Miles and his players and staff are on spring break this week. They resume spring practice March 29.

Obama is in Cuba this week as part of the U.S. re-engaging with one of its most bitter and long-standing adversaries. In December, the two countries re-established diplomatic relations and have opened embassies in each other’s capitals.

Obama met one-on-one with Cuban President Raul Casto on Monday and sat behind home plate for the Americans’ 4-1 win over the Cubans, a game televised live on ESPN.

Somewhere in the crowd was Miles. The school confirmed he attended the game, and former LSU star and Rays outfielder Mikie Mahtook tweeted Tuesday morning about Miles’ plans to attend the game.

This isn’t the first time an LSU football coach has journeyed to Cuba.

Coach Edgar R. Wingard led the Tigers to a 56-0 win against the University of Havana in 1907 in what was referred to as the Bacardi Bowl. The school does not classify that duel as a bowl game.

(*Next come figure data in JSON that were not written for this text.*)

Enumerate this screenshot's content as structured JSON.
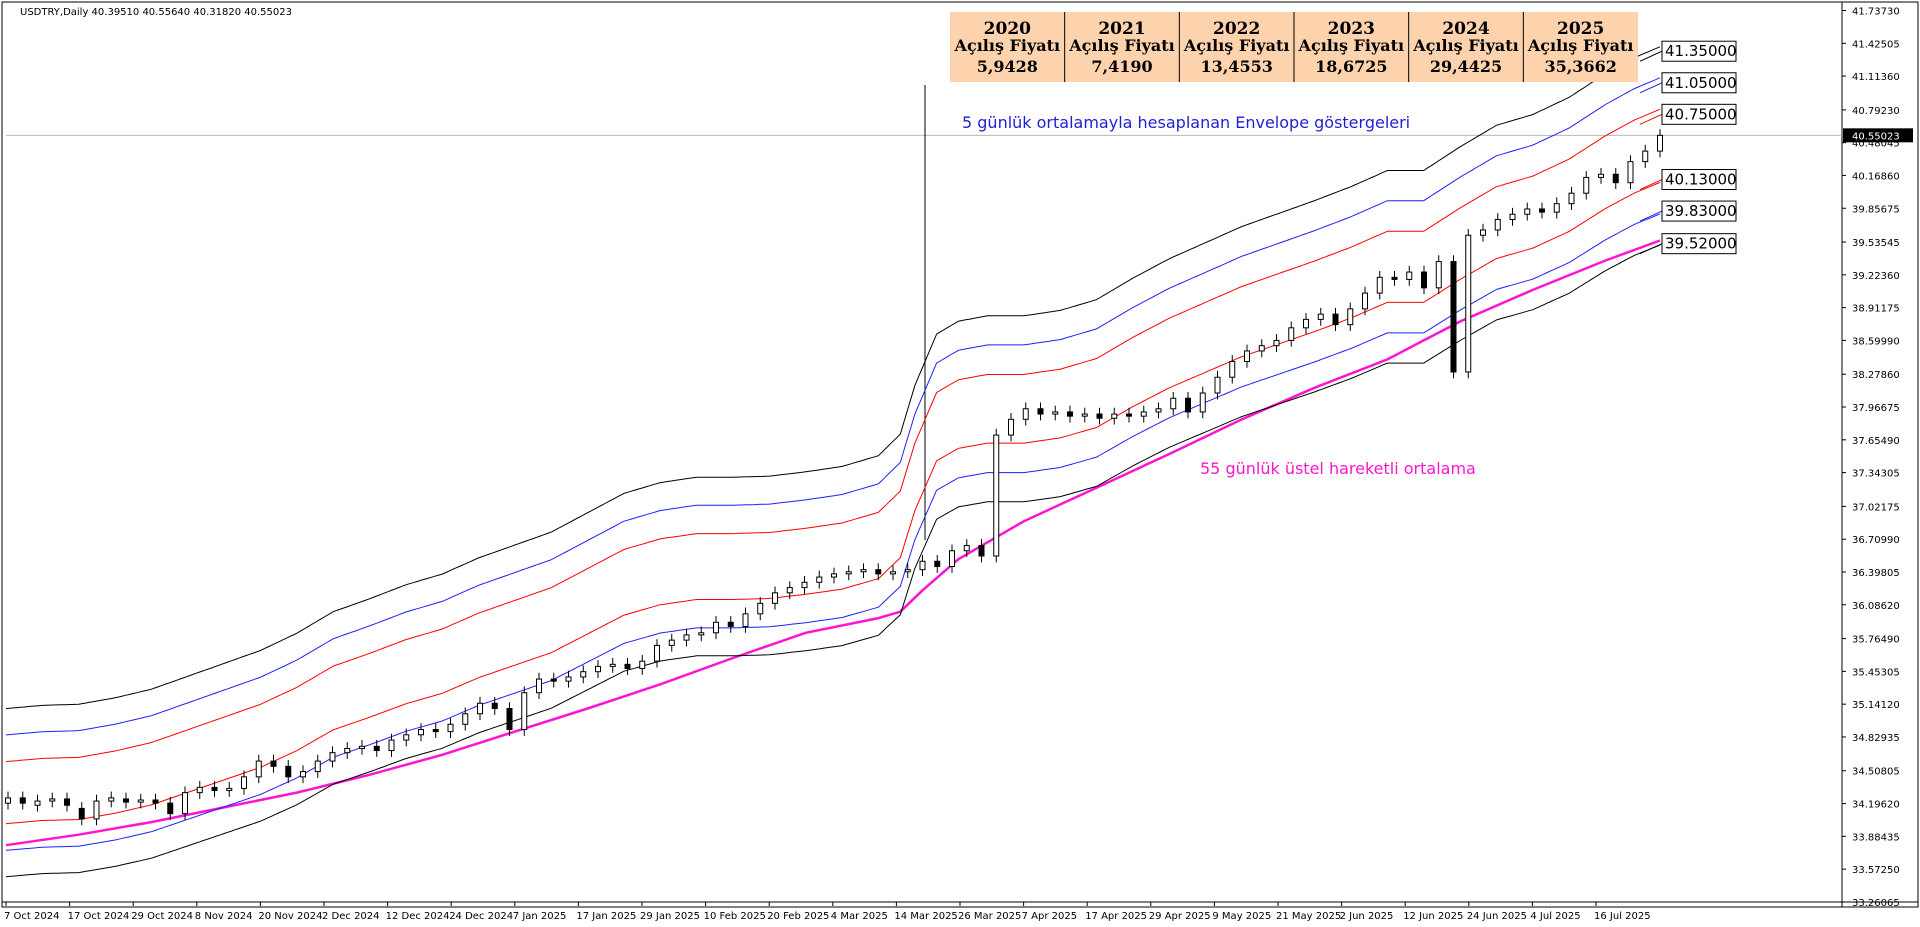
{
  "header": {
    "symbol": "USDTRY,Daily",
    "ohlc": "40.39510 40.55640 40.31820 40.55023"
  },
  "colors": {
    "envelope_outer": "#000000",
    "envelope_mid": "#1f1fff",
    "envelope_inner": "#ff0000",
    "ema": "#ff14d2",
    "table_fill": "#fcd3ac",
    "up_candle": "#ffffff",
    "down_candle": "#000000"
  },
  "price_table": [
    {
      "year": "2020",
      "label": "Açılış Fiyatı",
      "value": "5,9428"
    },
    {
      "year": "2021",
      "label": "Açılış Fiyatı",
      "value": "7,4190"
    },
    {
      "year": "2022",
      "label": "Açılış Fiyatı",
      "value": "13,4553"
    },
    {
      "year": "2023",
      "label": "Açılış Fiyatı",
      "value": "18,6725"
    },
    {
      "year": "2024",
      "label": "Açılış Fiyatı",
      "value": "29,4425"
    },
    {
      "year": "2025",
      "label": "Açılış Fiyatı",
      "value": "35,3662"
    }
  ],
  "annotations": {
    "envelope": "5 günlük ortalamayla hesaplanan Envelope göstergeleri",
    "ema": "55 günlük üstel hareketli ortalama"
  },
  "chart_data": {
    "type": "line",
    "ylim": [
      33.26,
      41.78
    ],
    "y_ticks": [
      "41.73730",
      "41.42505",
      "41.11360",
      "40.79230",
      "40.48045",
      "40.16860",
      "39.85675",
      "39.53545",
      "39.22360",
      "38.91175",
      "38.59990",
      "38.27860",
      "37.96675",
      "37.65490",
      "37.34305",
      "37.02175",
      "36.70990",
      "36.39805",
      "36.08620",
      "35.76490",
      "35.45305",
      "35.14120",
      "34.82935",
      "34.50805",
      "34.19620",
      "33.88435",
      "33.57250",
      "33.26065"
    ],
    "x_ticks": [
      "7 Oct 2024",
      "17 Oct 2024",
      "29 Oct 2024",
      "8 Nov 2024",
      "20 Nov 2024",
      "2 Dec 2024",
      "12 Dec 2024",
      "24 Dec 2024",
      "7 Jan 2025",
      "17 Jan 2025",
      "29 Jan 2025",
      "10 Feb 2025",
      "20 Feb 2025",
      "4 Mar 2025",
      "14 Mar 2025",
      "26 Mar 2025",
      "7 Apr 2025",
      "17 Apr 2025",
      "29 Apr 2025",
      "9 May 2025",
      "21 May 2025",
      "2 Jun 2025",
      "12 Jun 2025",
      "24 Jun 2025",
      "4 Jul 2025",
      "16 Jul 2025"
    ],
    "current_price": "40.55023",
    "current_value": 40.55023,
    "levels": [
      {
        "label": "41.35000",
        "value": 41.35
      },
      {
        "label": "41.05000",
        "value": 41.05
      },
      {
        "label": "40.75000",
        "value": 40.75
      },
      {
        "label": "40.13000",
        "value": 40.13
      },
      {
        "label": "39.83000",
        "value": 39.83
      },
      {
        "label": "39.52000",
        "value": 39.52
      }
    ],
    "ema_points": [
      [
        0,
        33.8
      ],
      [
        20,
        33.9
      ],
      [
        40,
        34.02
      ],
      [
        60,
        34.16
      ],
      [
        80,
        34.3
      ],
      [
        100,
        34.47
      ],
      [
        120,
        34.66
      ],
      [
        140,
        34.88
      ],
      [
        160,
        35.1
      ],
      [
        180,
        35.33
      ],
      [
        200,
        35.58
      ],
      [
        220,
        35.82
      ],
      [
        240,
        35.96
      ],
      [
        246,
        36.02
      ],
      [
        252,
        36.22
      ],
      [
        262,
        36.52
      ],
      [
        280,
        36.88
      ],
      [
        300,
        37.2
      ],
      [
        320,
        37.52
      ],
      [
        340,
        37.85
      ],
      [
        360,
        38.15
      ],
      [
        380,
        38.42
      ],
      [
        390,
        38.6
      ],
      [
        400,
        38.78
      ],
      [
        420,
        39.08
      ],
      [
        440,
        39.36
      ],
      [
        455,
        39.55
      ]
    ],
    "envelope_center_points": [
      [
        0,
        34.3
      ],
      [
        10,
        34.33
      ],
      [
        20,
        34.34
      ],
      [
        30,
        34.4
      ],
      [
        40,
        34.48
      ],
      [
        50,
        34.6
      ],
      [
        60,
        34.72
      ],
      [
        70,
        34.84
      ],
      [
        80,
        35.0
      ],
      [
        90,
        35.2
      ],
      [
        100,
        35.32
      ],
      [
        110,
        35.45
      ],
      [
        120,
        35.55
      ],
      [
        130,
        35.7
      ],
      [
        140,
        35.82
      ],
      [
        150,
        35.94
      ],
      [
        160,
        36.12
      ],
      [
        170,
        36.3
      ],
      [
        180,
        36.4
      ],
      [
        190,
        36.45
      ],
      [
        200,
        36.45
      ],
      [
        210,
        36.46
      ],
      [
        220,
        36.5
      ],
      [
        230,
        36.55
      ],
      [
        240,
        36.65
      ],
      [
        246,
        36.85
      ],
      [
        250,
        37.3
      ],
      [
        256,
        37.78
      ],
      [
        262,
        37.9
      ],
      [
        270,
        37.95
      ],
      [
        280,
        37.95
      ],
      [
        290,
        38.0
      ],
      [
        300,
        38.1
      ],
      [
        310,
        38.3
      ],
      [
        320,
        38.48
      ],
      [
        330,
        38.63
      ],
      [
        340,
        38.78
      ],
      [
        350,
        38.9
      ],
      [
        360,
        39.02
      ],
      [
        370,
        39.15
      ],
      [
        380,
        39.3
      ],
      [
        390,
        39.3
      ],
      [
        400,
        39.52
      ],
      [
        410,
        39.72
      ],
      [
        420,
        39.82
      ],
      [
        430,
        39.98
      ],
      [
        440,
        40.2
      ],
      [
        448,
        40.35
      ],
      [
        455,
        40.45
      ]
    ],
    "envelope_offset_pct": [
      2.33,
      1.6,
      0.86
    ],
    "candles": [
      [
        0,
        34.2,
        34.25
      ],
      [
        1,
        34.25,
        34.2
      ],
      [
        2,
        34.18,
        34.22
      ],
      [
        3,
        34.22,
        34.24
      ],
      [
        4,
        34.24,
        34.18
      ],
      [
        5,
        34.15,
        34.05
      ],
      [
        6,
        34.05,
        34.22
      ],
      [
        7,
        34.22,
        34.25
      ],
      [
        8,
        34.24,
        34.21
      ],
      [
        9,
        34.21,
        34.23
      ],
      [
        10,
        34.23,
        34.2
      ],
      [
        11,
        34.2,
        34.1
      ],
      [
        12,
        34.1,
        34.3
      ],
      [
        13,
        34.3,
        34.35
      ],
      [
        14,
        34.35,
        34.32
      ],
      [
        15,
        34.32,
        34.34
      ],
      [
        16,
        34.34,
        34.45
      ],
      [
        17,
        34.45,
        34.6
      ],
      [
        18,
        34.6,
        34.55
      ],
      [
        19,
        34.55,
        34.45
      ],
      [
        20,
        34.45,
        34.5
      ],
      [
        21,
        34.5,
        34.6
      ],
      [
        22,
        34.6,
        34.68
      ],
      [
        23,
        34.68,
        34.72
      ],
      [
        24,
        34.72,
        34.74
      ],
      [
        25,
        34.74,
        34.7
      ],
      [
        26,
        34.7,
        34.8
      ],
      [
        27,
        34.8,
        34.85
      ],
      [
        28,
        34.85,
        34.9
      ],
      [
        29,
        34.9,
        34.88
      ],
      [
        30,
        34.88,
        34.95
      ],
      [
        31,
        34.95,
        35.05
      ],
      [
        32,
        35.05,
        35.15
      ],
      [
        33,
        35.15,
        35.1
      ],
      [
        34,
        35.1,
        34.9
      ],
      [
        35,
        34.9,
        35.25
      ],
      [
        36,
        35.25,
        35.38
      ],
      [
        37,
        35.38,
        35.36
      ],
      [
        38,
        35.36,
        35.4
      ],
      [
        39,
        35.4,
        35.45
      ],
      [
        40,
        35.45,
        35.5
      ],
      [
        41,
        35.5,
        35.52
      ],
      [
        42,
        35.52,
        35.48
      ],
      [
        43,
        35.48,
        35.55
      ],
      [
        44,
        35.55,
        35.7
      ],
      [
        45,
        35.7,
        35.75
      ],
      [
        46,
        35.75,
        35.8
      ],
      [
        47,
        35.8,
        35.82
      ],
      [
        48,
        35.82,
        35.92
      ],
      [
        49,
        35.92,
        35.88
      ],
      [
        50,
        35.88,
        36.0
      ],
      [
        51,
        36.0,
        36.1
      ],
      [
        52,
        36.1,
        36.2
      ],
      [
        53,
        36.2,
        36.25
      ],
      [
        54,
        36.25,
        36.3
      ],
      [
        55,
        36.3,
        36.35
      ],
      [
        56,
        36.35,
        36.38
      ],
      [
        57,
        36.38,
        36.4
      ],
      [
        58,
        36.4,
        36.42
      ],
      [
        59,
        36.42,
        36.38
      ],
      [
        60,
        36.38,
        36.4
      ],
      [
        61,
        36.4,
        36.42
      ],
      [
        62,
        36.42,
        36.5
      ],
      [
        63,
        36.5,
        36.45
      ],
      [
        64,
        36.45,
        36.6
      ],
      [
        65,
        36.6,
        36.65
      ],
      [
        66,
        36.65,
        36.55
      ],
      [
        67,
        36.55,
        37.7
      ],
      [
        68,
        37.7,
        37.85
      ],
      [
        69,
        37.85,
        37.95
      ],
      [
        70,
        37.95,
        37.9
      ],
      [
        71,
        37.9,
        37.92
      ],
      [
        72,
        37.92,
        37.88
      ],
      [
        73,
        37.88,
        37.9
      ],
      [
        74,
        37.9,
        37.86
      ],
      [
        75,
        37.86,
        37.9
      ],
      [
        76,
        37.9,
        37.88
      ],
      [
        77,
        37.88,
        37.92
      ],
      [
        78,
        37.92,
        37.95
      ],
      [
        79,
        37.95,
        38.05
      ],
      [
        80,
        38.05,
        37.92
      ],
      [
        81,
        37.92,
        38.1
      ],
      [
        82,
        38.1,
        38.25
      ],
      [
        83,
        38.25,
        38.4
      ],
      [
        84,
        38.4,
        38.5
      ],
      [
        85,
        38.5,
        38.55
      ],
      [
        86,
        38.55,
        38.6
      ],
      [
        87,
        38.6,
        38.72
      ],
      [
        88,
        38.72,
        38.8
      ],
      [
        89,
        38.8,
        38.85
      ],
      [
        90,
        38.85,
        38.75
      ],
      [
        91,
        38.75,
        38.9
      ],
      [
        92,
        38.9,
        39.05
      ],
      [
        93,
        39.05,
        39.2
      ],
      [
        94,
        39.2,
        39.18
      ],
      [
        95,
        39.18,
        39.25
      ],
      [
        96,
        39.25,
        39.1
      ],
      [
        97,
        39.1,
        39.35
      ],
      [
        98,
        39.35,
        38.3
      ],
      [
        99,
        38.3,
        39.6
      ],
      [
        100,
        39.6,
        39.65
      ],
      [
        101,
        39.65,
        39.75
      ],
      [
        102,
        39.75,
        39.8
      ],
      [
        103,
        39.8,
        39.85
      ],
      [
        104,
        39.85,
        39.82
      ],
      [
        105,
        39.82,
        39.9
      ],
      [
        106,
        39.9,
        40.0
      ],
      [
        107,
        40.0,
        40.15
      ],
      [
        108,
        40.15,
        40.18
      ],
      [
        109,
        40.18,
        40.1
      ],
      [
        110,
        40.1,
        40.3
      ],
      [
        111,
        40.3,
        40.4
      ],
      [
        112,
        40.4,
        40.55
      ]
    ]
  }
}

It marked the first time an American college team played on foreign soil. LSU fans raised $2,000 for Wingard and his staff to wager for them on the game once they got to Havana.

“The finesse of the Tigers took the big Cuban team by surprise on Christmas Day at Almendares Park,” the school’s media guide reads.

The game was played in front of 10,000 fans, according to the media guide.

It was a tense time in Cuba. The Spanish-American War had been just a decade earlier, and the hull of the USS Maine, whose destruction in Havana harbor precipitated the conflict, was still visible above the water.

Sideline seats cost $10, a big sum at the time, and the Tigers were cheered on by a large section of American servicemen. LSU brought just 13 players to the game, and standout Doc Fenton led the way to the victory.

Fenton helped lead LSU to its first national championship the next season.

Scoring rules were different then. LSU scored 10 touchdowns at five points each and six extra-point conversions.

Six more Bacardi Bowls were held until 1946. Tulane lost to the Cuban Athletic Club in 1910. Mississippi A&M (now Mississippi State), Ole Miss, Florida, Auburn and Southern Miss played in the other games.

Advocate sportswriter Scott Rabalais contributed to this report.